César echó hacia atrás la cabeza al reírse.
—¡Abandona toda esperanza de los dos mil talentos pagaderos el año que viene, Marco! Una vez que Aristarco vuelva a Alejandría, se acabó. ¿Cómo vamos a cobrar sin ir a la guerra? No, seis mil talentos me pareció un precio justo para que Auletes pague por su seguridad, y Aristarco lo sabe.
—Con cuatro mil talentos de oro puedes equipar por lo menos a diez legiones.

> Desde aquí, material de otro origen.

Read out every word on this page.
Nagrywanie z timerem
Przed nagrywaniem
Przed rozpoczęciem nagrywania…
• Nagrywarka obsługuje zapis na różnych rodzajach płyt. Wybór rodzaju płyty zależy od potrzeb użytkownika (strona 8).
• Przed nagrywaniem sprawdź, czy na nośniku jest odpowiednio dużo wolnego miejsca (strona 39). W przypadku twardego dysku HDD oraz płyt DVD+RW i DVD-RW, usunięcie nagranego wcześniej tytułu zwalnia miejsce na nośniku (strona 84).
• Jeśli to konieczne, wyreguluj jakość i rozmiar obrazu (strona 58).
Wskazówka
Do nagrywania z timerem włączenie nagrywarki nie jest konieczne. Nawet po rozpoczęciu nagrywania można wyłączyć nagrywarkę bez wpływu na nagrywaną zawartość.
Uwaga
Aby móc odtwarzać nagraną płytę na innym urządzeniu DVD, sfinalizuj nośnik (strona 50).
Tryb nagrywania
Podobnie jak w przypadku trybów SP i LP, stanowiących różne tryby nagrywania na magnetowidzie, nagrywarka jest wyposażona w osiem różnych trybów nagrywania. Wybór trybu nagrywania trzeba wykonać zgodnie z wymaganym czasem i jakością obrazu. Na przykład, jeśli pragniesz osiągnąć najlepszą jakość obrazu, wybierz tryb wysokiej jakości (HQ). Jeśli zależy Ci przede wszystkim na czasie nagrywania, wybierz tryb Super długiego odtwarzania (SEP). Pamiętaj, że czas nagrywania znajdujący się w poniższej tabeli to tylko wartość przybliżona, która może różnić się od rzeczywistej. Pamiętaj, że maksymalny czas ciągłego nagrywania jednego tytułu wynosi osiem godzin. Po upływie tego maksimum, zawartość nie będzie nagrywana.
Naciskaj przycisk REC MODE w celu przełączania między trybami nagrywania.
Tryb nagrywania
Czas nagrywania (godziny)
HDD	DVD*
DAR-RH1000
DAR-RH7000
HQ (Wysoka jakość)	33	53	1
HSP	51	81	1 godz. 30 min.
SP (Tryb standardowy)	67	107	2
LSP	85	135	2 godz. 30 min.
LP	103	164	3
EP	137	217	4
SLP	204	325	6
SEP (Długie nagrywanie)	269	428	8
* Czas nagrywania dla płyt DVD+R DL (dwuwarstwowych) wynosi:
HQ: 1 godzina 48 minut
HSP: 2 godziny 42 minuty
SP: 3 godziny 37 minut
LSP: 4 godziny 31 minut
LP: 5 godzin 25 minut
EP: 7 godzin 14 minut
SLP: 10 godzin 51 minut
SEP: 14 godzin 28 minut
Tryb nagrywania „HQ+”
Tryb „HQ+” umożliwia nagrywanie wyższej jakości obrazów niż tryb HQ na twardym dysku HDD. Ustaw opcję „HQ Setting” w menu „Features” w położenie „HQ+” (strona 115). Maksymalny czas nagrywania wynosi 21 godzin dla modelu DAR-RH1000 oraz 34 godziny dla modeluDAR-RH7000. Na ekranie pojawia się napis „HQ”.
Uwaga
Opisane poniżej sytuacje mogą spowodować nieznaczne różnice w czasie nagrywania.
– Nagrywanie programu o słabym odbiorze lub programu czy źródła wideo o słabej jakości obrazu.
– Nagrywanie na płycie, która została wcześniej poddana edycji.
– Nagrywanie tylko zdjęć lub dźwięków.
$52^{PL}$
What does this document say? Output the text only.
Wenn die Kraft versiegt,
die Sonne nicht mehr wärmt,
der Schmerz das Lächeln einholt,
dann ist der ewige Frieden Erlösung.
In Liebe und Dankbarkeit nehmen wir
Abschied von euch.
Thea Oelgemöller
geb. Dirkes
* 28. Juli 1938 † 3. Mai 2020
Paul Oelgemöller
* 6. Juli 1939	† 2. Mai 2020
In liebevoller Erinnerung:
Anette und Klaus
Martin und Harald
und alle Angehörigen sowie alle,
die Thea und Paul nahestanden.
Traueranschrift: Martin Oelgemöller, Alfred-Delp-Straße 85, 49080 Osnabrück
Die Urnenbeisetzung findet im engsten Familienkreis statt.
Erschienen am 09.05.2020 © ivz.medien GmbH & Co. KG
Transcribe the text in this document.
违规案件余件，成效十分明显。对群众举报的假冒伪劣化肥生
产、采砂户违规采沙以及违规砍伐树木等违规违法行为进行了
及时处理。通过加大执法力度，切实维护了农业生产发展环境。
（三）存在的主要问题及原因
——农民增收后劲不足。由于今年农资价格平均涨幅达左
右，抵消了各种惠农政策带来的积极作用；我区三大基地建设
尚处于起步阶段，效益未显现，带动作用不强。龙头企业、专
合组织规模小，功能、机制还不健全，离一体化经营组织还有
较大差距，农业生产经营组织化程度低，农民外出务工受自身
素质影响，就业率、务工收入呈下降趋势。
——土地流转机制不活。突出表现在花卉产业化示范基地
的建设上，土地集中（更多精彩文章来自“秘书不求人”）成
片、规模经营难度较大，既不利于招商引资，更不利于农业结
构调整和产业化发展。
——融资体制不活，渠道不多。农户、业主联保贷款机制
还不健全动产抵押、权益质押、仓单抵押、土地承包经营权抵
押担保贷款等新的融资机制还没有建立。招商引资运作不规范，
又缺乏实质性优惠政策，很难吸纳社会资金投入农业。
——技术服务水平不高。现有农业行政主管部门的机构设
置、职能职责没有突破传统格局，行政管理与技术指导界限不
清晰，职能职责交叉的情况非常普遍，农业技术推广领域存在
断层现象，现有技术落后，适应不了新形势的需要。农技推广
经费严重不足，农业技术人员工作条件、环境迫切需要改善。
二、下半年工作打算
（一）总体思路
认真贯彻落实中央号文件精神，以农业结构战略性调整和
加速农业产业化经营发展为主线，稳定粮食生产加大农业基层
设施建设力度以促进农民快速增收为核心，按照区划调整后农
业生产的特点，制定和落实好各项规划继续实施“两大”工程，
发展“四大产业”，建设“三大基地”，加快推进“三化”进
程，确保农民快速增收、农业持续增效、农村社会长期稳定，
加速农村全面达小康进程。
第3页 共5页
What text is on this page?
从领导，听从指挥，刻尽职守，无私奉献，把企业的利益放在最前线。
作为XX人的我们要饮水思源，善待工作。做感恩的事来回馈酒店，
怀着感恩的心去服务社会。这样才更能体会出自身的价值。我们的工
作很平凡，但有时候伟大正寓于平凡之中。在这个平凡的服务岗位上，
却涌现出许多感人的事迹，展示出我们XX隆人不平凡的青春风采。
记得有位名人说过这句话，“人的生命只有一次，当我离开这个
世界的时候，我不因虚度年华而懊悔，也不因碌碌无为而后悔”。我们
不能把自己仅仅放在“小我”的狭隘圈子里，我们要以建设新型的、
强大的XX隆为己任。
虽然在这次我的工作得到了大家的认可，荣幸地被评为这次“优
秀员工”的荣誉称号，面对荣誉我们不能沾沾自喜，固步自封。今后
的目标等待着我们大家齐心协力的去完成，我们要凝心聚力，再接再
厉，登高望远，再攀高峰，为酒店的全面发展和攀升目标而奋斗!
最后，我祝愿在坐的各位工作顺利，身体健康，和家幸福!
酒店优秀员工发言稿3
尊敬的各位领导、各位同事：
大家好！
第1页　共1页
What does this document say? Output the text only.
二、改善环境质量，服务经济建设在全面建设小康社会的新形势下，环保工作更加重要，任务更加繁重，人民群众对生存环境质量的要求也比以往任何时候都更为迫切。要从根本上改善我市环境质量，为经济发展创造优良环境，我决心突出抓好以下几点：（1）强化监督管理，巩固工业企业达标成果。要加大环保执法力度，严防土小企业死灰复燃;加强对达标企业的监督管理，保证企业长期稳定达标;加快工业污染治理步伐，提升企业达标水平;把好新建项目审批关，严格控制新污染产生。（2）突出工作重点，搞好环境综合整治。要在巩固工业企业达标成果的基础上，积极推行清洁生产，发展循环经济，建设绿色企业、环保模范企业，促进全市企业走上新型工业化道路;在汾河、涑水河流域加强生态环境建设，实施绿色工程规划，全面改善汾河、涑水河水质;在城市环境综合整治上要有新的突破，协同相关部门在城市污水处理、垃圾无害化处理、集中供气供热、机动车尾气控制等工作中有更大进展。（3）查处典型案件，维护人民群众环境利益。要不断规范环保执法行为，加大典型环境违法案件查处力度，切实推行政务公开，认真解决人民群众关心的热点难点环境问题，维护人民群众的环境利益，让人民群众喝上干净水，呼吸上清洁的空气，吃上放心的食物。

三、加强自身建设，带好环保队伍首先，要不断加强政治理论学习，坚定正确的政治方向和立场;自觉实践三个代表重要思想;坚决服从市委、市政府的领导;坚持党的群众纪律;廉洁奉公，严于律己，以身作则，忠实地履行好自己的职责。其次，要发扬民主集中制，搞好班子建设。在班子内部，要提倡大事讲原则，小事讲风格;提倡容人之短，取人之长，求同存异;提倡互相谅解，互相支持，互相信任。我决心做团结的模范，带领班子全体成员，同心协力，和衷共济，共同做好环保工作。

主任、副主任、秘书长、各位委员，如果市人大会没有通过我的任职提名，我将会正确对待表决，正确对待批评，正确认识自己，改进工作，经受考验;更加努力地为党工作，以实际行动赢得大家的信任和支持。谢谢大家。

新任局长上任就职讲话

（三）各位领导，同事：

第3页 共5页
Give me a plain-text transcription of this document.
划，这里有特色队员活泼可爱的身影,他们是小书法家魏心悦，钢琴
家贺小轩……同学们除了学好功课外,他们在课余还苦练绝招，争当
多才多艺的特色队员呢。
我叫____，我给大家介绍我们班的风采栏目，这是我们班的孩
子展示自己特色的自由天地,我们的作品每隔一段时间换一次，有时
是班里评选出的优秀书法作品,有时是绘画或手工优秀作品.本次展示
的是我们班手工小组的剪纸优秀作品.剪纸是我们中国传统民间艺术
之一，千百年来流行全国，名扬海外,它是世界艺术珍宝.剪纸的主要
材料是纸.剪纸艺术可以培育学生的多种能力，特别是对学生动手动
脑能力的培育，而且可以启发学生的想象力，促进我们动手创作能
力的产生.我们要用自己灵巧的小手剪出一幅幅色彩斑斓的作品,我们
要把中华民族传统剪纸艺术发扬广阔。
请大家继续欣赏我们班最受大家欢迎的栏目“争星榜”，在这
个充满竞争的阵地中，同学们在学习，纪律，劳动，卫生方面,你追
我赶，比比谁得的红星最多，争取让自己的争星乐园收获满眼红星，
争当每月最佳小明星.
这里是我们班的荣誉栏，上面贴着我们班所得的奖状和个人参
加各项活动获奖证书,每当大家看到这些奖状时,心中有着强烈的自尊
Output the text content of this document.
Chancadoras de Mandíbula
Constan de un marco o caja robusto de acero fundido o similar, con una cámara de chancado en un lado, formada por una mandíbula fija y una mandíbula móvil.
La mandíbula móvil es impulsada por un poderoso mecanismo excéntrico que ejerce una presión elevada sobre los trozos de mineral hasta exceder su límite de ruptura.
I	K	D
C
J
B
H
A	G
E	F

—Sobre todo si las equipa Balbo. Pienso volver a nombrarlo
praefectus fabrum
mío otra vez. En cuanto llegue noticia de Gades de que el dinero egipcio ha sido depositado allí, se pondrá en camino hacia la Galia Cisalpina. Tanto Lucio Pisón como Marco Craso, por no decir el pobre Bruto, se verán de pronto ganando dinero procedente de la venta de armamento.
—Pero, ¿diez legiones, Cayo?
—No, no, para empezar sólo dos más de las que hay. La mayor parte del dinero pienso invertirla. Éste va a ser un ejercicio que se financiará solo de principio a fin, Marco. Tiene que serlo. El que controla la bolsa controla la empresa. Ha llegado mi hora. ¿Acaso puedes creer, aunque sólo sea por un momento, que alguien que no sea yo va a controlar esta empresa? ¿El Senado?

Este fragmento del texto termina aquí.